10 | Czech Hunter
Karel understood. The statue wasn’t a prison. It was a tooth—the “smallest tooth” of the offering ritual. By taking it, he had broken the exchange. Now the Lesní duch demanded compensation: him. He could have run. He could have called in an airstrike, a SWAT team, an exorcist. But Karel Beneš had spent twenty years finding the lost. And here they were, five children, breathing, standing, alive.
The creature pulled Karel into the stone. He did not scream. He did not struggle. As the rock closed over him, he whispered into his recorder one last time: czech hunter 10
He walked for twenty minutes, the tunnel narrowing and branching. He marked his path with glow sticks. The walls were covered in graffiti from the Soviet era: hammer and sickles, dates, crude drawings. But deeper in, the graffiti changed.
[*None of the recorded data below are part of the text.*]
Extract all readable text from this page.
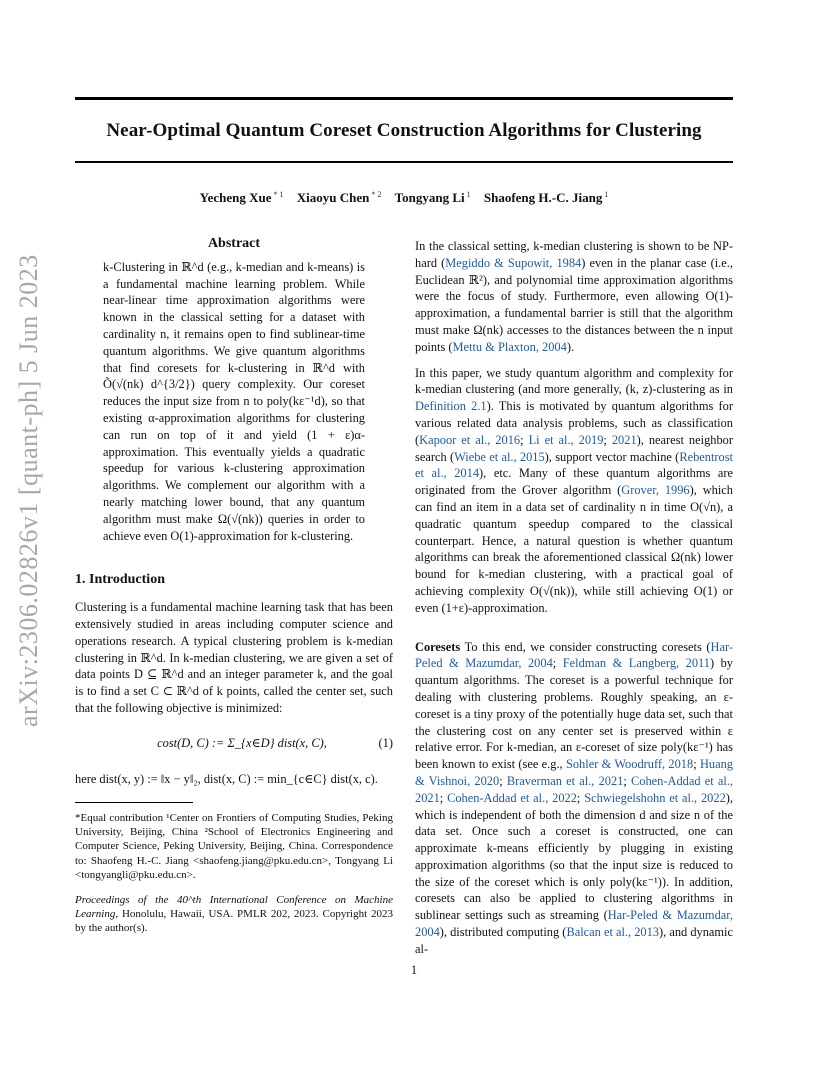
arXiv:2306.02826v1 [quant-ph] 5 Jun 2023
Near-Optimal Quantum Coreset Construction Algorithms for Clustering
Yecheng Xue $^{* 1}$ Xiaoyu Chen $^{* 2}$ Tongyang Li $^1$ Shaofeng H.-C. Jiang $^1$
Abstract
k-Clustering in ℝ^d (e.g., k-median and k-means) is a fundamental machine learning problem. While near-linear time approximation algorithms were known in the classical setting for a dataset with cardinality n, it remains open to find sublinear-time quantum algorithms. We give quantum algorithms that find coresets for k-clustering in ℝ^d with Õ(√(nk) d^{3/2}) query complexity. Our coreset reduces the input size from n to poly(kε⁻¹d), so that existing α-approximation algorithms for clustering can run on top of it and yield (1 + ε)α-approximation. This eventually yields a quadratic speedup for various k-clustering approximation algorithms. We complement our algorithm with a nearly matching lower bound, that any quantum algorithm must make Ω(√(nk)) queries in order to achieve even O(1)-approximation for k-clustering.
1. Introduction

Clustering is a fundamental machine learning task that has been extensively studied in areas including computer science and operations research. A typical clustering problem is k-median clustering in ℝ^d. In k-median clustering, we are given a set of data points D ⊆ ℝ^d and an integer parameter k, and the goal is to find a set C ⊂ ℝ^d of k points, called the center set, such that the following objective is minimized:

cost(D, C) := Σ_{x∈D} dist(x, C),	(1)

here dist(x, y) := ‖x − y‖₂, dist(x, C) := min_{c∈C} dist(x, c).

*Equal contribution ¹Center on Frontiers of Computing Studies, Peking University, Beijing, China ²School of Electronics Engineering and Computer Science, Peking University, Beijing, China. Correspondence to: Shaofeng H.-C. Jiang <shaofeng.jiang@pku.edu.cn>, Tongyang Li <tongyangli@pku.edu.cn>.

Proceedings of the 40^th International Conference on Machine Learning, Honolulu, Hawaii, USA. PMLR 202, 2023. Copyright 2023 by the author(s).

In the classical setting, k-median clustering is shown to be NP-hard (Megiddo & Supowit, 1984) even in the planar case (i.e., Euclidean ℝ²), and polynomial time approximation algorithms were the focus of study. Furthermore, even allowing O(1)-approximation, a fundamental barrier is still that the algorithm must make Ω(nk) accesses to the distances between the n input points (Mettu & Plaxton, 2004).

In this paper, we study quantum algorithm and complexity for k-median clustering (and more generally, (k, z)-clustering as in Definition 2.1). This is motivated by quantum algorithms for various related data analysis problems, such as classification (Kapoor et al., 2016; Li et al., 2019; 2021), nearest neighbor search (Wiebe et al., 2015), support vector machine (Rebentrost et al., 2014), etc. Many of these quantum algorithms are originated from the Grover algorithm (Grover, 1996), which can find an item in a data set of cardinality n in time O(√n), a quadratic quantum speedup compared to the classical counterpart. Hence, a natural question is whether quantum algorithms can break the aforementioned classical Ω(nk) lower bound for k-median clustering, with a practical goal of achieving complexity O(√(nk)), while still achieving O(1) or even (1+ε)-approximation.

Coresets To this end, we consider constructing coresets (Har-Peled & Mazumdar, 2004; Feldman & Langberg, 2011) by quantum algorithms. The coreset is a powerful technique for dealing with clustering problems. Roughly speaking, an ε-coreset is a tiny proxy of the potentially huge data set, such that the clustering cost on any center set is preserved within ε relative error. For k-median, an ε-coreset of size poly(kε⁻¹) has been known to exist (see e.g., Sohler & Woodruff, 2018; Huang & Vishnoi, 2020; Braverman et al., 2021; Cohen-Addad et al., 2021; Cohen-Addad et al., 2022; Schwiegelshohn et al., 2022), which is independent of both the dimension d and size n of the data set. Once such a coreset is constructed, one can approximate k-means efficiently by plugging in existing approximation algorithms (so that the input size is reduced to the size of the coreset which is only poly(kε⁻¹)). In addition, coresets can also be applied to clustering algorithms in sublinear settings such as streaming (Har-Peled & Mazumdar, 2004), distributed computing (Balcan et al., 2013), and dynamic al-

1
Symbols he didn’t recognize—spirals, eyes, stick figures with too many limbs. And then, scratched into the rock with what looked like a knife point: NECH JE BÝT —Let them be. Karel understood
Karel thanked her and put the pouch in his pocket to be polite. That night, he studied the case files by a flickering lamp. The disappearances shared a pattern: always between dusk and dawn, always within a two-kilometer radius of an abandoned limestone quarry known as Ďáblova Čelist —the Devil’s Jaw. The quarry had been closed since 1989, after a miner named František Mádr reportedly went mad and killed three coworkers with a pickaxe before vanishing into the deeper tunnels. The official report called it a psychotic episode. Local legend called it a possession. By taking it, he had broken the exchange
The recorder clicked off. Three days later, a hiker found five children sitting at the edge of the quarry, dazed but alive. The news made international headlines. Záhrobí became a pilgrimage site for journalists and mystics alike. The children were reunited with their families. None could explain where they had been.